4. In considering this case, the first matter for inquiry naturally is how did the death of the woman become known. The evidence shows that it did become known in the course of the morning after her death. But no attempt has been made to show how this happened. This was a matter of very great importance because under the circumstances it would be known only to the accused, her husband, or the inmates of the house, and the communication of this information must ordinarily give evidence of the conduct of the accused. The fact that the woman was found dead and that the post-mortem examination of her body showed that she died of strangulation might raise grave suspicion against the accused, her husband, but taken by itself it would not be sufficient to convict him of having killed her. There is no evidence at all to show what the accused did when the death of the woman became known beyond the statements of witnesses that, when they went to his house, they found him there and the deceased on the bed. There was something said specially in the first information that the prisoner had left his house and gone to Chur Sherpore, from which we understand the suggestion was that be had desired to avoid attendance at any inquiry likely to be held. There is, however, absolutely no reason to suppose that the accused was not present throughout at the village. As regards the evidence of the first information of the death received by the villagers, we learn that Nur Mahomed Sarkar obtained information, so he says, from Nedu, who told him that he had got it from Aniuddin. Aniuddin has not been examined on that point either in the Magistrate's Court or in the Sessions Court. It does not appear that Nedu was examined in the Magistrate's Court or at the trial. Another man mentioned in connection with this matter was Nur Mahomed Sarkar. He was examined before the Committing Magistrate, but not with reference to this point, and, although present at the Sessions Court, the prosecution did not think it necessary to examine him at all. The absence of information on this very important point is, we think, a most serious defect in the case against the prisoner.
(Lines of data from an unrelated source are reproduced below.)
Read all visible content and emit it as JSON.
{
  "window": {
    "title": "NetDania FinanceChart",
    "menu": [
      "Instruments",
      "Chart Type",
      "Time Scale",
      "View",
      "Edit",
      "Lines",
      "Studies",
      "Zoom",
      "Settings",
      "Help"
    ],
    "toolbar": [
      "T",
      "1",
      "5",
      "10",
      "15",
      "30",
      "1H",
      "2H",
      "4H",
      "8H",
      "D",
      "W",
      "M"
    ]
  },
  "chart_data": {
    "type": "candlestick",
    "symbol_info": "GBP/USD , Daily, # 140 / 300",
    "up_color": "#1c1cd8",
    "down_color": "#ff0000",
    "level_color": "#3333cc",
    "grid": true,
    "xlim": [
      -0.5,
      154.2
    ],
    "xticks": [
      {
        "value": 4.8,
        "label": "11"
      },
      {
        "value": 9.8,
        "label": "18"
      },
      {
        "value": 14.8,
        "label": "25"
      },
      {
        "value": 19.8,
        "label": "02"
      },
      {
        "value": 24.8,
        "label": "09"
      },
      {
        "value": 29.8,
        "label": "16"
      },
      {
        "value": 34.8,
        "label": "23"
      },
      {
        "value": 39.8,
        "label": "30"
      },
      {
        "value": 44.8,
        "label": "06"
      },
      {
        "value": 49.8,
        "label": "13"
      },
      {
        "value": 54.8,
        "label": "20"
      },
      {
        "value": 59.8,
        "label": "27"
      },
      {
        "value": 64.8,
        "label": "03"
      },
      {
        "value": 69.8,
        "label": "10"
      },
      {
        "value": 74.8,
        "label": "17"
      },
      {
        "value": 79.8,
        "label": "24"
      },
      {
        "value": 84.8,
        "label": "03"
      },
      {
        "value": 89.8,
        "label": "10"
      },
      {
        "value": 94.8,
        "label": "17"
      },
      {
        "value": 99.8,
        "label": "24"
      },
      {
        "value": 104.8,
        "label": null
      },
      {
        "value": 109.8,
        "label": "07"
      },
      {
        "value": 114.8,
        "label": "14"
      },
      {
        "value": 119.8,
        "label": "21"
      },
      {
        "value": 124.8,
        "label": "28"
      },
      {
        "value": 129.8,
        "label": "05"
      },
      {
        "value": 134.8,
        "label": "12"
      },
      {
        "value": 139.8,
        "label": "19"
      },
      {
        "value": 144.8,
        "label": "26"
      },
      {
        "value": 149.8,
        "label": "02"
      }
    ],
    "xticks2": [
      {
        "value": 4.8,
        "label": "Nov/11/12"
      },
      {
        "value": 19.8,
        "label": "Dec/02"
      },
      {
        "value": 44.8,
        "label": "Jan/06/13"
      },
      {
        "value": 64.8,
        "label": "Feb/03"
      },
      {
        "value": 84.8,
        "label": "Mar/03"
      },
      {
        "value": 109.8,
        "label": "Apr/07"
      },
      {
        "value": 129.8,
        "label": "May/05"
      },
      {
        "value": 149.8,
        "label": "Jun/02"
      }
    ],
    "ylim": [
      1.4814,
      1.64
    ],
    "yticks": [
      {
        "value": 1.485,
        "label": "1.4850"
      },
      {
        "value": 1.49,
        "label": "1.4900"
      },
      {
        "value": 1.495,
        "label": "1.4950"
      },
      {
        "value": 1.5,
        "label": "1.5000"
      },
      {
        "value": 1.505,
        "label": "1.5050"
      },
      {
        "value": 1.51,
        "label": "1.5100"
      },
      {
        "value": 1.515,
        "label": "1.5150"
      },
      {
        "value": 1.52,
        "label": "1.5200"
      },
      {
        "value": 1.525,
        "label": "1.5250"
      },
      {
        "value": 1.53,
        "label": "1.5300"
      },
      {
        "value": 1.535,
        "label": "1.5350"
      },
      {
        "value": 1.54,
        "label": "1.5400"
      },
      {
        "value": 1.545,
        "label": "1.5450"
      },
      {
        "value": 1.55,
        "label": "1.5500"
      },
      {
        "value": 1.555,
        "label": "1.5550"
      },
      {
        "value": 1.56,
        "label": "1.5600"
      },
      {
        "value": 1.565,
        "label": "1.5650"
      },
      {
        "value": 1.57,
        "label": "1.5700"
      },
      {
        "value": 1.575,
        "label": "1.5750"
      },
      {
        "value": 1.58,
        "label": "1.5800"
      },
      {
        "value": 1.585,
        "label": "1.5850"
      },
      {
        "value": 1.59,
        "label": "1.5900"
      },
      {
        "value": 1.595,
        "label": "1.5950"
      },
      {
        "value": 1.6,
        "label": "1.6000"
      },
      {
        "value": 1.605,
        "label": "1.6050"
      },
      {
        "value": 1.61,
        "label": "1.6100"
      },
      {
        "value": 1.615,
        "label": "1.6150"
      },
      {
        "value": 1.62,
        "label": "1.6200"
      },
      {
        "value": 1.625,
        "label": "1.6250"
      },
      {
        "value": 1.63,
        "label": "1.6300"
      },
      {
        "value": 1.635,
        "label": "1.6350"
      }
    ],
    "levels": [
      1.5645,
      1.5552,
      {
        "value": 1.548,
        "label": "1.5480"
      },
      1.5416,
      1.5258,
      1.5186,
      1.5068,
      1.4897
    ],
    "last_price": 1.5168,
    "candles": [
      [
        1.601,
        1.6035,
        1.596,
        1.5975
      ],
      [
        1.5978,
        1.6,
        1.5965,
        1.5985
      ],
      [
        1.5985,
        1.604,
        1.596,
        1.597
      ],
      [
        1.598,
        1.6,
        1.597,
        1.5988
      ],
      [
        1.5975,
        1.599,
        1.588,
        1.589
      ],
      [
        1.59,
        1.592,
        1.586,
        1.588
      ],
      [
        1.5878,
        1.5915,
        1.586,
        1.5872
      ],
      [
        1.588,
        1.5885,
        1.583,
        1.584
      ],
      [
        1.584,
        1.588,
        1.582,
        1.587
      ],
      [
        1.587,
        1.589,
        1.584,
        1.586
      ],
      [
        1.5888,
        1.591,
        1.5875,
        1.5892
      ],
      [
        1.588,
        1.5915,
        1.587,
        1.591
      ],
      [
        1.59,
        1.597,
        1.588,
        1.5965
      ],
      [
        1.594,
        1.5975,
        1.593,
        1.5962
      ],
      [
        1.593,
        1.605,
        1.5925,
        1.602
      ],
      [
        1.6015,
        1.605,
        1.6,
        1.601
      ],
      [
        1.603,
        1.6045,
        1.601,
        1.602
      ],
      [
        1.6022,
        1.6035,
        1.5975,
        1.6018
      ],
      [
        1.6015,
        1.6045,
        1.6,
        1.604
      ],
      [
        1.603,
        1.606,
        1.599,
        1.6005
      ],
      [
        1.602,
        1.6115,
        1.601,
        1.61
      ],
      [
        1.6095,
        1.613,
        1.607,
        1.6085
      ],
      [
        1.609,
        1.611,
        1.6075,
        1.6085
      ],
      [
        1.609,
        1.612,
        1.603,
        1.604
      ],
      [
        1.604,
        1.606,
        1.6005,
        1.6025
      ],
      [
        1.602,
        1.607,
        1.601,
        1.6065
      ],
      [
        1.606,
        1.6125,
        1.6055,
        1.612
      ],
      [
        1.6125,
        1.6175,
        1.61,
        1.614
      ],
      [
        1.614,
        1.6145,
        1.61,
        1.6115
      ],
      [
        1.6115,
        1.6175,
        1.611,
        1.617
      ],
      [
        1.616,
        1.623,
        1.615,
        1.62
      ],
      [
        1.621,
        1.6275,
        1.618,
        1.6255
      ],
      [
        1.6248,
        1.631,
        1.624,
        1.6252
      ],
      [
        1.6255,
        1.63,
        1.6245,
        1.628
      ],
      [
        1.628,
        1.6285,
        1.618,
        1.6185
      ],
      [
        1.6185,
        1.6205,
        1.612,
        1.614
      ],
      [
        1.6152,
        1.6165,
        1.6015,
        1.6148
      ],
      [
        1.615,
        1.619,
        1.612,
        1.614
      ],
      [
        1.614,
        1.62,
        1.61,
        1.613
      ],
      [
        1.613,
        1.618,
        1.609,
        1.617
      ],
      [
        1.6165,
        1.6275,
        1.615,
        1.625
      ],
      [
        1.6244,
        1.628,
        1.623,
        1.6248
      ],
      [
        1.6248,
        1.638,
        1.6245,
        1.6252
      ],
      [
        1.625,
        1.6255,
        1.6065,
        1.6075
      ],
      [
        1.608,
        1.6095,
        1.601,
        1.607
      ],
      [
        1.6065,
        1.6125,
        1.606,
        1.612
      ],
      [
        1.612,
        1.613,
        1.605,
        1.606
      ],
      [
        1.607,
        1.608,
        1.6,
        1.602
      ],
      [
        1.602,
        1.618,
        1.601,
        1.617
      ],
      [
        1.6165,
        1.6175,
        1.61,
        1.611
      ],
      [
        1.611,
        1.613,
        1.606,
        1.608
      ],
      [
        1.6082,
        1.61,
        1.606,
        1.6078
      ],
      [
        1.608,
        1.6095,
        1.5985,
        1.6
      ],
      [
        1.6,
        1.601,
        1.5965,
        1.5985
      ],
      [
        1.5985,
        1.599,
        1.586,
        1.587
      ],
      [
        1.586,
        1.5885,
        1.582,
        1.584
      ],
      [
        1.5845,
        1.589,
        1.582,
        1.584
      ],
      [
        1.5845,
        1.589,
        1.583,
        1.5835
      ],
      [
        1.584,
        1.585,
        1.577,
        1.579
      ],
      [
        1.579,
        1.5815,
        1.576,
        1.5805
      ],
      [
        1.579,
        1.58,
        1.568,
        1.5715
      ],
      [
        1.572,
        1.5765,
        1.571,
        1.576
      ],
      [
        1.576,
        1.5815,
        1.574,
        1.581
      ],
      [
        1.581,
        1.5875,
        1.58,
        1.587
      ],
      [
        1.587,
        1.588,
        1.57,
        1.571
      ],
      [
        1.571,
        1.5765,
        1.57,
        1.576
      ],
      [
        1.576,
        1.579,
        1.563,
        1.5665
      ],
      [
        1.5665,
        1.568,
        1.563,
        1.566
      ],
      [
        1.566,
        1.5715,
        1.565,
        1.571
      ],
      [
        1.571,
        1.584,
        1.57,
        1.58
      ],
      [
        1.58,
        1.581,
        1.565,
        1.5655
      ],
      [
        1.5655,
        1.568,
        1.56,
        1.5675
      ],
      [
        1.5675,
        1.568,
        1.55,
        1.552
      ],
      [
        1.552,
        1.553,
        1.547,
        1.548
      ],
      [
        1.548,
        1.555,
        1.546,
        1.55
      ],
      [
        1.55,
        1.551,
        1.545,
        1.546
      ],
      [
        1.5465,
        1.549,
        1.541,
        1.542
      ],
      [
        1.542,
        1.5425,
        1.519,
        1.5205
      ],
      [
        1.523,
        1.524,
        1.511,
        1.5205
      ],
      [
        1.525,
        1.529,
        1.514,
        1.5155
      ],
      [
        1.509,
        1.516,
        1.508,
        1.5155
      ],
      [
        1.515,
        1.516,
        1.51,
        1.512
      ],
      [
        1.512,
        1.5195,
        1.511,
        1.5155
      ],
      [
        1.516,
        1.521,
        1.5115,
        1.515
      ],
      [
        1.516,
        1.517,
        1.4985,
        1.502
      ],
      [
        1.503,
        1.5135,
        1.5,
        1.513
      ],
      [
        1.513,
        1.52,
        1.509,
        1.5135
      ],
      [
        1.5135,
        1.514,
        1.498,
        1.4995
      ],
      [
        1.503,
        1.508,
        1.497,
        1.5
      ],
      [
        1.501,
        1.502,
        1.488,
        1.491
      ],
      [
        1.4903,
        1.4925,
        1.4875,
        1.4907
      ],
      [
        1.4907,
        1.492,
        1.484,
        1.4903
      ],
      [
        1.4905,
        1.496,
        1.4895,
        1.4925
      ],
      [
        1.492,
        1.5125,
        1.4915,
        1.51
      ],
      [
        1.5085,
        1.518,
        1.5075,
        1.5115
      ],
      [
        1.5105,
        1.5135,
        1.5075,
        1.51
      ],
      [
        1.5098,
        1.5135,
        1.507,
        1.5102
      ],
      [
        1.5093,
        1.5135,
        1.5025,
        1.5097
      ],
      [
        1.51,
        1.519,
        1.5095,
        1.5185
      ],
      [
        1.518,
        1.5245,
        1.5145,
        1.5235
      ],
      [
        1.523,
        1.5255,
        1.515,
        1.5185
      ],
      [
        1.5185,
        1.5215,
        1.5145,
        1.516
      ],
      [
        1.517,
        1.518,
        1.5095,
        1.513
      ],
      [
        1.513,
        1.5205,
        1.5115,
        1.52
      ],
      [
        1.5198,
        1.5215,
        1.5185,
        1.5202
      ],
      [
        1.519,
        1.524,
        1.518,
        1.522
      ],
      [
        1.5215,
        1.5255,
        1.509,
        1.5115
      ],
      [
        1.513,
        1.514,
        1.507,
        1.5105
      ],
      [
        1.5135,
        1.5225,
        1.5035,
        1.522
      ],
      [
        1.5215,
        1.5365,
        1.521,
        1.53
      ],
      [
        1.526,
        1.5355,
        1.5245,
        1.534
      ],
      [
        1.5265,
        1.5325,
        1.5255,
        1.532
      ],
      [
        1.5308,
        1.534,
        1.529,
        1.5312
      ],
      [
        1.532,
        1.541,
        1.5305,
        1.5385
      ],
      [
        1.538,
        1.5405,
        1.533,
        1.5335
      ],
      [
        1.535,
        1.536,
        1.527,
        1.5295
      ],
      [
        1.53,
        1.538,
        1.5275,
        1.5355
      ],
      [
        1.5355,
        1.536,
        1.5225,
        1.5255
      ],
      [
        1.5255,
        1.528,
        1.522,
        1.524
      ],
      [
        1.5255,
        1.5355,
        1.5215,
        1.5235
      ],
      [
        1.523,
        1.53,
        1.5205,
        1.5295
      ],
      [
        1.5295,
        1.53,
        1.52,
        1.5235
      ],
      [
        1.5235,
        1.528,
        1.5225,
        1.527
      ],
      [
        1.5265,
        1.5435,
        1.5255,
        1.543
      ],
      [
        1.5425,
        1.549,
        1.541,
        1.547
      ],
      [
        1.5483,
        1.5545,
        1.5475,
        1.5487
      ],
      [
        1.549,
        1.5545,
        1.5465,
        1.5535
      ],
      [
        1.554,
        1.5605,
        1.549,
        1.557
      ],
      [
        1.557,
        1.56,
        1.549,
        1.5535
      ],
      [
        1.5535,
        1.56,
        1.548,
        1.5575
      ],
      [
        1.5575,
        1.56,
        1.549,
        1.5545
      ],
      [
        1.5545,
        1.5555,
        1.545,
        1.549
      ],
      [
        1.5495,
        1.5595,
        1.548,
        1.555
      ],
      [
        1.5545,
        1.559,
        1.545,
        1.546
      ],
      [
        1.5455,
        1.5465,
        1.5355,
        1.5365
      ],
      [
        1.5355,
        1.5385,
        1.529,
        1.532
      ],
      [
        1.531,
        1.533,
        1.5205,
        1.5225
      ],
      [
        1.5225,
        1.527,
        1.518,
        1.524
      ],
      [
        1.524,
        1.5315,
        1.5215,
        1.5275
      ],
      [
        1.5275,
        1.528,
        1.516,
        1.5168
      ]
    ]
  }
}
5. Some admission is said to have been made by the prisoner before the village panchayet. We can find nothing in the evidence of this witness to show that the accused really admitted that he killed the woman, and we may observe that evidence so obtained must be accepted with great caution. The police investigation had been commenced, and was really only suspended, as the proceedings subsequently taken show, and there can be little doubt that there was pressure on this account, as is shown by the evidence of some of the witnesses. The case, therefore, against the prisoner rests entirely. upon the fact that he slept with his wife alone on that night and in the morning she was found dead, her body showing that death was caused by strangulation.
6. We have the evidence of one witness, who says that he was for some months on terms of great intimacy with the deceased, and on the previous afternoon he was seen by the other wife of the accused, who told her husband of it. This is said to be the cause of the murder. We are not prepared to accept this uncorroborated evidence of Maham Sheikh. The case therefore is one only of grave suspicion, but it is not one upon which we should be justified in convicting the accused. We therefore direct that he be acquitted and released.